While 5FU and oral capecitabine are interchangeable, they are both now in short supply, says Rice, and there is no substitute for doxorubicin or dacarbazine.
Most of these drugs are ‘first line’ treatments for cancer, meaning that they are the best available treatments, and the other options available are less likely to be effective.”
At Rice’s practice, staff has had to order essential drugs several weeks ahead and stockpile treatments in order to manage the situation. They are also reducing doses and delaying treatments to allow more time to try to acquire the necessary drugs. In some cases, they are having to send patients to other clinics that have more of the necessary drugs stockpiled.
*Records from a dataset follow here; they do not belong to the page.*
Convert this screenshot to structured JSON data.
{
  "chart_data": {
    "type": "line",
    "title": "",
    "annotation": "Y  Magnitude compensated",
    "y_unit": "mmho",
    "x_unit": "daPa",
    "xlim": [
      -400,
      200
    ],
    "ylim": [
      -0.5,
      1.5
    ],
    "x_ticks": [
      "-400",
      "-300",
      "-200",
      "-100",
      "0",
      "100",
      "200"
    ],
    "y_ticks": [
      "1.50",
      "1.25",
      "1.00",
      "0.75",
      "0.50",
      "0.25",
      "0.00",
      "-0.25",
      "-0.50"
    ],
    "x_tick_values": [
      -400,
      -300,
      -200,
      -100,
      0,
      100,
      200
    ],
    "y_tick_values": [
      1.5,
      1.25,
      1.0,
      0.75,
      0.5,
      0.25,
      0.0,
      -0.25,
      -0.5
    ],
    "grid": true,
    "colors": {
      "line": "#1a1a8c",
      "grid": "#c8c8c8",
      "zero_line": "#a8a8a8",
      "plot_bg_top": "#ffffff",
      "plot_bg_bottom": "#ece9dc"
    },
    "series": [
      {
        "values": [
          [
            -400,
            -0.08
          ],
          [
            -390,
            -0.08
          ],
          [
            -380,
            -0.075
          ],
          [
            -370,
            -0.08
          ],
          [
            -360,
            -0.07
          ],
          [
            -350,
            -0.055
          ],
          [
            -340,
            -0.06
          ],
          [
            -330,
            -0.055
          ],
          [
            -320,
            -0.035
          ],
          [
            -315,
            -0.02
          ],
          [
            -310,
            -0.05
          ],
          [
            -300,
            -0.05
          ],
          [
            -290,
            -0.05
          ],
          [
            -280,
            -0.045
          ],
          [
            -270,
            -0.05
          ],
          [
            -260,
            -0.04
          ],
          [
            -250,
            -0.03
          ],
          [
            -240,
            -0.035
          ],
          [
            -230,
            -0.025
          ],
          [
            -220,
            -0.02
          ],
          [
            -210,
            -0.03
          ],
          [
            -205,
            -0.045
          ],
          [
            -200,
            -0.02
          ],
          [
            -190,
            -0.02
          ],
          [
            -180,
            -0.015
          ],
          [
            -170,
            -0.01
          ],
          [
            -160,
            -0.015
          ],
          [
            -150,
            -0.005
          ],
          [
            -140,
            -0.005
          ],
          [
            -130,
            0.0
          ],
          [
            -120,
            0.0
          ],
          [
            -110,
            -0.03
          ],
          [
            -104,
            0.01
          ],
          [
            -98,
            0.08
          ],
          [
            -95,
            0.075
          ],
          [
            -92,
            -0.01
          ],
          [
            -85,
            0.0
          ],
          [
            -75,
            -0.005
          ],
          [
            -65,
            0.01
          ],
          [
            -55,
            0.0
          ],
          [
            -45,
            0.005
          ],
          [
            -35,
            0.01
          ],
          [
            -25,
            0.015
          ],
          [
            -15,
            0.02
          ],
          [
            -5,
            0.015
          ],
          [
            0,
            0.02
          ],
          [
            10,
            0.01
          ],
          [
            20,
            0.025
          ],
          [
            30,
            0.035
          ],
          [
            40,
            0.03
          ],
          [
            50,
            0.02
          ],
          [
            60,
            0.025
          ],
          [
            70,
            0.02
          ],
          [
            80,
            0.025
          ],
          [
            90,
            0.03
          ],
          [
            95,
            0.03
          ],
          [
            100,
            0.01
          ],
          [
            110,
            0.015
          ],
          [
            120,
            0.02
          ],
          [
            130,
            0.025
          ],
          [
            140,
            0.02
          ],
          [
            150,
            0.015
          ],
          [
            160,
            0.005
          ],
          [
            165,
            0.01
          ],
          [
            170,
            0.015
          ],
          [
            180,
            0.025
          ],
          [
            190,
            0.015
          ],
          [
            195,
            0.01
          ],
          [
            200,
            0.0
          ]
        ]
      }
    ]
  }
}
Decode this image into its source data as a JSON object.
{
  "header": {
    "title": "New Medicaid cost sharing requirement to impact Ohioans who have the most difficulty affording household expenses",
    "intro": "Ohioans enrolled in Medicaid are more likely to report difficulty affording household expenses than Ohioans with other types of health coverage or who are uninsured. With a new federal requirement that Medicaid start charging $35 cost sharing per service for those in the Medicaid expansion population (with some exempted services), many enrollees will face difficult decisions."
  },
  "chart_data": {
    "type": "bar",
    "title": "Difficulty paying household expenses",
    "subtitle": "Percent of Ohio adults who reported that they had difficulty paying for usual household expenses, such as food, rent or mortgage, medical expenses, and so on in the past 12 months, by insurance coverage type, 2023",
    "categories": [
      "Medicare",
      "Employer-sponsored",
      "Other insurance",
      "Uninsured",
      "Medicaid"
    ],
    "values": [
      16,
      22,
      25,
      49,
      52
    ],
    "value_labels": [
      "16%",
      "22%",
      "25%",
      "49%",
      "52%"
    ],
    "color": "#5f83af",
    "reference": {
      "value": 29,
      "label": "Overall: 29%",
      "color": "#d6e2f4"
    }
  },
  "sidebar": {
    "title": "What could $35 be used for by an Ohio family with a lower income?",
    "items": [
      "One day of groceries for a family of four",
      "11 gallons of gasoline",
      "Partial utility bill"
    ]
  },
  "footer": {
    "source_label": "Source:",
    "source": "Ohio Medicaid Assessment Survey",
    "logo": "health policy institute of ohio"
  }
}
Most of the drugs in shortage are ‘first line’ treatments for cancer, meaning that they are the best available treatments, and the other options available are less likely to be effective. “On the east coast in the US, many practices have stopped treating incurable patients altogether,” claims Rice.
Tough to implement solutions
Understandably, Rice and her fellow oncologists are frustrated about the current situation and are calling for a long-term solution. A white paper report in 2021 proposed six key actions to mitigate ongoing drug shortages, which included reforming stock allocation strategies and introducing incentives for manufacturers, among others.
Still, shortages persist. Rice says that she and her colleagues struggle through a shortage but then when the crisis is averted (and patients are safe again) they focus back on the day-to-day because they don’t have the time and resources to consistently push for change.
“I don’t know why patients aren’t angrier about [the system]. The only explanation I can think of is that they don’t know. Nobody is making sure enough medication gets produced to treat everyone who needs it.”
“We are not going to accept this as the new normal and just move on. The current system is broken and needs to be fixed.”